«Sire, l'état actuel de la France ne peut subsister long-temps, c'est un état de crise dont la violence atteint le plus haut degré; il faut qu'il se termine par un éclat qui doit intéresser votre majesté autant qu'il importe à tout l'empire.
«Honoré de votre confiance, et placé dans un poste où je vous dois la vérité, j'oserai la dire tout entière; c'est une obligation qui m'est imposée par vous-même.

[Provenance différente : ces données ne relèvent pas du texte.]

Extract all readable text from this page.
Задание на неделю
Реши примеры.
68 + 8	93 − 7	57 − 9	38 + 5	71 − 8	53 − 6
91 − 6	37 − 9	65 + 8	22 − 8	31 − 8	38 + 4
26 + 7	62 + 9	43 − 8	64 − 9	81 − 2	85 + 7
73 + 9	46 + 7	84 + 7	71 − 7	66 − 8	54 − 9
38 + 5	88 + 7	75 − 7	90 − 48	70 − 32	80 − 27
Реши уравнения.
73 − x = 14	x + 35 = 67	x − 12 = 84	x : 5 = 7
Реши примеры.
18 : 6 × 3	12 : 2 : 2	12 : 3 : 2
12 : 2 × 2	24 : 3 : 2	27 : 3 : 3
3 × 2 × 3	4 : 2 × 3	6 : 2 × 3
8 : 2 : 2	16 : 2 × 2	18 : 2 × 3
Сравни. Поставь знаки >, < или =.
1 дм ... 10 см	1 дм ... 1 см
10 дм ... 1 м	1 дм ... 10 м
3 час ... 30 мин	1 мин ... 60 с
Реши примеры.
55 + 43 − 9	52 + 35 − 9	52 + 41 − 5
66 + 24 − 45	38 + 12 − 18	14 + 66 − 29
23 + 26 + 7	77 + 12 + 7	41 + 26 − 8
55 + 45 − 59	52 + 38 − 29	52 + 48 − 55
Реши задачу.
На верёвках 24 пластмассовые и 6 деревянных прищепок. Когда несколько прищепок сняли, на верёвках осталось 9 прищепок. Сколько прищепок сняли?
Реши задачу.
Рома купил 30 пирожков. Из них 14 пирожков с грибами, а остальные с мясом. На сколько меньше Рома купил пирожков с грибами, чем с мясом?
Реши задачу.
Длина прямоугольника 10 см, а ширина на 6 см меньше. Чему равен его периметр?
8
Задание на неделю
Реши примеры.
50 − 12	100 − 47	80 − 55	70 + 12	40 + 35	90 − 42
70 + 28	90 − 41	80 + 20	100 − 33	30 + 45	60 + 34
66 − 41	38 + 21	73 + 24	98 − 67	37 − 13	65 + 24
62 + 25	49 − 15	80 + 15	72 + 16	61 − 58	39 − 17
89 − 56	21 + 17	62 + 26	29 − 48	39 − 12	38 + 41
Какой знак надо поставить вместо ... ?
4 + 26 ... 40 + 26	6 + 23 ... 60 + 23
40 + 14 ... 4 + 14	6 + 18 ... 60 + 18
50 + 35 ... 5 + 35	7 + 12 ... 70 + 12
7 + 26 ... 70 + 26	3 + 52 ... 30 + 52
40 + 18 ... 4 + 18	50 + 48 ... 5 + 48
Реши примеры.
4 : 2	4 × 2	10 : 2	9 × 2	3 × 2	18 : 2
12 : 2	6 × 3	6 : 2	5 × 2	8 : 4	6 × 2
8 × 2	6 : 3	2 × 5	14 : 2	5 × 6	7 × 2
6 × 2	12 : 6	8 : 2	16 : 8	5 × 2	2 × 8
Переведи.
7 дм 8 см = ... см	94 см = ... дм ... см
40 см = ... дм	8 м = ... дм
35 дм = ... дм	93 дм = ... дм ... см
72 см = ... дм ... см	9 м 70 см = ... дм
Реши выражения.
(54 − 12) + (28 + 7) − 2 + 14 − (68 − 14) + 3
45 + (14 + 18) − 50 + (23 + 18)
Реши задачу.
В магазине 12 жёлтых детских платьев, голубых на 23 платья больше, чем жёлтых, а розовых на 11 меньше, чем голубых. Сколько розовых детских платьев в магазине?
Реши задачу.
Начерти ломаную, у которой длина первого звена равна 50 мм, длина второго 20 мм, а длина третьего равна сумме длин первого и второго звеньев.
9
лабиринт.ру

«Les Français se sont donné une constitution; elle a fait des mécontens et des rebelles: la majorité de la nation la veut maintenir; elle a juré de la défendre, au prix de son sang, et elle a vu avec joie la guerre, qui lui offrait un grand moyen de l'assurer. Cependant la minorité, soutenue par des espérances, a réuni tous ses efforts pour emporter l'avantage. De là cette lutte intestine contre les lois, cette anarchie dont gémissent les bons citoyens, et dont les malveillans ont bien soin de se prévaloir pour calomnier le nouveau régime; de là cette division partout répandue et partout excitée, car nul part il n'existe d'indifférence: on veut ou le triomphe ou le changement de la constitution; on agit pour la soutenir ou pour l'altérer. Je m'abstiendrai d'examiner ce qu'elle est par elle-même pour considérer seulement ce que les circonstances exigent; et, me rendant étranger à la chose autant qu'il est possible, je chercherai ce que l'on peut attendre et ce qu'il convient de favoriser.
«Votre majesté jouissait de grandes prérogatives, qu'elle croyait appartenir à la royauté; élevée dans l'idée de les conserver, elle n'a pu se les voir enlever avec plaisir: le désir de les faire rendre était aussi naturel que le regret de les voir anéantir. Ces sentimens, qui tiennent à la nature du coeur humain, ont dû entrer dans le calcul des ennemis de la révolution; ils ont donc compté sur une faveur secrète jusqu'à ce que les circonstances permissent une protection déclarée. Ces dispositions ne pouvaient échapper à la nation elle-même, et elles ont dû la tenir en défiance.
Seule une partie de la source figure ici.